The role as the gruff and opinionated Thelma “Mama” Crowley Harper followed in the TV program “Mama’s Family” from 1983 to 1990 along with many other parts. Now, she’ll be coming to Elkhart’s Lerner Theatre on Saturday, April 6, where she’ll offer up her traveling stage production, “Vicki Lawrence and Mama: A Two Woman Show.”
The show will start at 7:30 p.m. and tickets are still available. The Lerner Theatre box office number is 293-4469 or go to the Lerner website, www.thelerner.com.
Lawrence spoke by phone Wednesday, April 3, from her home in Long Beach, Calif., offering hints of what to expect Saturday and reminiscing about the “good old days” on the “Carol Burnett Show.”
Saturday’s show: The production is divided in two parts. In the first half, Lawrence will discuss her life and how she got to where she is.
“My life has been pretty funny and pretty serendipitous. I tell the story of meeting Carol and becoming a natural redhead and meeting my husband and how Mama happened and how in the hell it is I had one giant hit record,” she said.
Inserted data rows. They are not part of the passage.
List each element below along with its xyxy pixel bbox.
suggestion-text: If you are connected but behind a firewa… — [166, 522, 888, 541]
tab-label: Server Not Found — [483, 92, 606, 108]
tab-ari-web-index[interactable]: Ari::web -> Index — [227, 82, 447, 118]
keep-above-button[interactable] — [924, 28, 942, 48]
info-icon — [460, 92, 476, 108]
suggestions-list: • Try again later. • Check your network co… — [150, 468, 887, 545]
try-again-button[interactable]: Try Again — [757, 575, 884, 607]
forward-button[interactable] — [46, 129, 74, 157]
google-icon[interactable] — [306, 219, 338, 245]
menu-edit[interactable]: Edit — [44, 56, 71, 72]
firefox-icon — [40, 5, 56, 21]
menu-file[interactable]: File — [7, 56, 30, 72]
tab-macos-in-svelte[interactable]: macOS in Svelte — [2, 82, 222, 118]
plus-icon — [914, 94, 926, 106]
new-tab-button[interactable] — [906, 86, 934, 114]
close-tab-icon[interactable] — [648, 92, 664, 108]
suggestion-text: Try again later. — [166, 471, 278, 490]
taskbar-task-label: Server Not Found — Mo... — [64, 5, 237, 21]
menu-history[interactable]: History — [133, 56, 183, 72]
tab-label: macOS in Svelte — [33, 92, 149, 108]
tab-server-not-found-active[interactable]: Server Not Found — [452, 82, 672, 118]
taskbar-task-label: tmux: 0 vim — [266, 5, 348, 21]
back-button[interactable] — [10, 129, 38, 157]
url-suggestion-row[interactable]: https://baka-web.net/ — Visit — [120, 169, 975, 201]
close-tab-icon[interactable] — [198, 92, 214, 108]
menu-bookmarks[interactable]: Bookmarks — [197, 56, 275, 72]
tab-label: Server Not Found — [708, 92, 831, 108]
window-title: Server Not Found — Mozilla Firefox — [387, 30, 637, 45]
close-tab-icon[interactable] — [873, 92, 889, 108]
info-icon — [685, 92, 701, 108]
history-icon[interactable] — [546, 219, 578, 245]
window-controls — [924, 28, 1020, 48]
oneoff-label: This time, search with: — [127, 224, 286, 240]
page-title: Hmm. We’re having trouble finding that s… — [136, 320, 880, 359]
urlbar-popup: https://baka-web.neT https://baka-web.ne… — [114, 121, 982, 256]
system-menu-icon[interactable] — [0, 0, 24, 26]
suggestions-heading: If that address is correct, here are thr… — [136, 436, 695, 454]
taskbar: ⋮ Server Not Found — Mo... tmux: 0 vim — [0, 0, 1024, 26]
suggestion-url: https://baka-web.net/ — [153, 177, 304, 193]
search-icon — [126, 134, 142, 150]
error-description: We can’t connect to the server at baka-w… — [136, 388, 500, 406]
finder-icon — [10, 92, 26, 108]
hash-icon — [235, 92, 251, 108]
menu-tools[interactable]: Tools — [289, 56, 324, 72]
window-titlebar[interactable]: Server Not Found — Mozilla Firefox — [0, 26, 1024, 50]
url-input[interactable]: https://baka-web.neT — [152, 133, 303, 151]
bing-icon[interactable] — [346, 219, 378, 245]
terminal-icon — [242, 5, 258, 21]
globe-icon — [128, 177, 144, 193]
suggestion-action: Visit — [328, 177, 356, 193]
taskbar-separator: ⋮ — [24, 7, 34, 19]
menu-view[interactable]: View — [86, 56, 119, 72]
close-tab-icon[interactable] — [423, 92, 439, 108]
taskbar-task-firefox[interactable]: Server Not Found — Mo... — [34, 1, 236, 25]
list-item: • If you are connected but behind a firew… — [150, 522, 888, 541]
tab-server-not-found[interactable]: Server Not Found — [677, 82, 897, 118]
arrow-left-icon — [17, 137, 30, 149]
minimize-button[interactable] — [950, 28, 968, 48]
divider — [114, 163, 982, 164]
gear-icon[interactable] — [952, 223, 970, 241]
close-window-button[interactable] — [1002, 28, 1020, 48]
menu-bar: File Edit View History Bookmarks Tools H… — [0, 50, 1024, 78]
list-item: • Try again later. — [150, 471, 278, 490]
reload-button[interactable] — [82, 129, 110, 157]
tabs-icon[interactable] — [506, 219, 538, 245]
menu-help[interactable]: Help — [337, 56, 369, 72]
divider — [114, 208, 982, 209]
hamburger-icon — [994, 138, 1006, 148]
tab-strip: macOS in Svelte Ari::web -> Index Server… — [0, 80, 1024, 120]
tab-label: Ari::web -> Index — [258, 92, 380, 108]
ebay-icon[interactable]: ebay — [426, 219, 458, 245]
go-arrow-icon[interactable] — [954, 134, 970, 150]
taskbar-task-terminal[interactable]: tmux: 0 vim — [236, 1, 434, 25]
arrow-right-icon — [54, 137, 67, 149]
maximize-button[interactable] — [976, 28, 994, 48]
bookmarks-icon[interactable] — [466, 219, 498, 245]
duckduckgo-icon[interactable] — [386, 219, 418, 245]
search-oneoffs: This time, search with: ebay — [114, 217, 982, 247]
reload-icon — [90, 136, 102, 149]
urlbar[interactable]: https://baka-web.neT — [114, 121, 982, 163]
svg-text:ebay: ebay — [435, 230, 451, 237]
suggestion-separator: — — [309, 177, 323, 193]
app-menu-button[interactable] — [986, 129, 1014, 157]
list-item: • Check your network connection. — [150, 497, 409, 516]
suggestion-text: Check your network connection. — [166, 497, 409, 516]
In 1973, Lawrence received a gold record for her hit single “The Night the Lights Went Out in Georgia,” according to her bio.
Then “Mama” — sassy, sarcastic and more — comes out.
“I think she’s just one of those great characters, kind of like Archie Bunker,” Lawrence said. “Everybody knows that person. Everybody has one in their family and you love to laugh at them.”
As Mama, Lawrence uses the opportunity to push the envelope. “It’s been really fun to keep her topical, push her into the new century and let her comment on everything that’s going on in the world,” she said.
The “Carol Burnett Show”: As she describes it, Lawrence joined the “Carol Burnett Show” as a neophyte, a freshman at UCLA. “Nowadays, I think the suits would probably come down and say, ‘Get rid of her and get us a real actress,’” she said.
She described herself as “young, so inexperienced,” and it wasn’t until the midway point of the show’s 11-year run that she felt “I had the right to play with the grown-ups.” She learned, though, and thrived.
“I feel like I got to touch the golden age of television and learn from the very best teachers in the whole world,” she said.
Harvey Korman was known for cracking up during skits with Tim Conway, other Burnett show regulars, and Lawrence recalls those two — “sort of joined at the hip” — with fondness.
“They two of them were pretty special, pretty funny together,” she said. Before their skits, other cast members and workers would bet on how long it would take for Korman to laugh at Conway’s antics.
Television today: Lawrence referred to her stint on the “Carol Burnett Show” as “the good old days.”
She can’t imagine a variety show of that sort on television these days, in part because of the expense — for costumes, dancers, singers, an orchestra.
As for the current crop of reality programs, she’s lukewarm. She likes some, like “Dancing with the Stars” and “Deadliest Catch.” But she doesn’t like the trend toward outlandish behavior that seems to predominate some reality programs.
“I’d much rather watch a good drama or a good sitcom,” she said.